Title Image

Introduction

Fettes Centre for Language and Culture (“FCLC”) is a subsidiary company of Fettes Enterprises Ltd with registration number SC311652. FCLC is a Data Controller for the purposes of Data Protection Law (the Data Protection Act 2018, the General Protection Regulation (EU) 2016/679 and any legislation that, in respect of the United Kingdom, replaces, or enacts into United Kingdom domestic law, the General Data Protection Union (EU) 2016/679, the proposed Regulation on Privacy and Electronic Communications or any other law relating to data protection), which means it determines how an individual’s personal data is processed and for what purposes.

Our purpose

Fettes Centre for Language and Culture aims to provided its students with the maximum opportunity to learn, develop and practice English whilst in a fun, motivating and safe environment.

Fettes Centre for Language and Culture is based within Fettes College, an independent boarding and day school. Some of the additional policies mentioned in this document relate to policies managed by Fettes College due to the nature of both organisations operating within the same grounds

About this Notice

This Notice is intended to provide information about how FCLC will use (or “process”) personal data about individuals including: its personnel, its current, past and prospective clients, guests, students and their parents.

This information is provided in accordance with the rights of individuals under Data Protection Law to understand how their data is used. FCLC’s personnel, clients, and guests are all encouraged to read his Privacy Notice and understand FCLC’s obligations to its entire community.

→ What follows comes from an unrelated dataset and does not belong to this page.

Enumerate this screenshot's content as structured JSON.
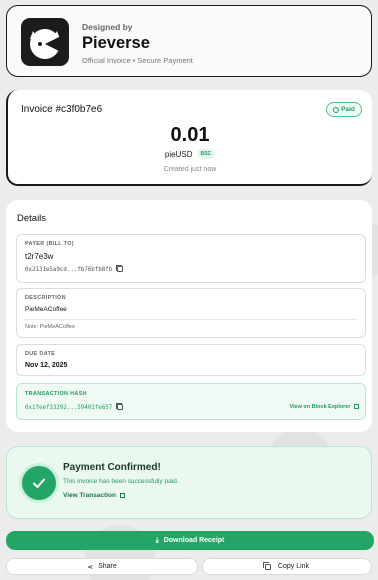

This Privacy Notice also applies in addition to FCLC’s other relevant notices and policies, including:

  • any contract between the FCLC and its clients;
  • FCLC’s policy on taking, storing and using images;
  • FCLC’s policy on the use of CCTV (managed by Fettes College);
  • FCLC’s retention of records policy;
  • FCLC’s Safeguarding and pastoral policies;
  • FCLC’s Health and Safety policy, including how concerns or incidents are recorded;
  • FCLC’s IT policies, including its Acceptable Use policy and Online Safety policy (managed by Fettes College)

Whose data we collect

We collect data for individuals who fall into one or more of the categories listed below. This list is not exhaustive and represents the current, former and prospective stages of each category in the list:

  • Students
  • Parents
  • Clients
  • Staff
  • Suppliers and contractors
  • Guests

Purposes for processing personal data

In order to carry out its ordinary duties to clients, staff, students and their parents, FCLC may process a wide range of personal data about individuals (including current, past and prospective staff, students or parents) as part of its daily operation.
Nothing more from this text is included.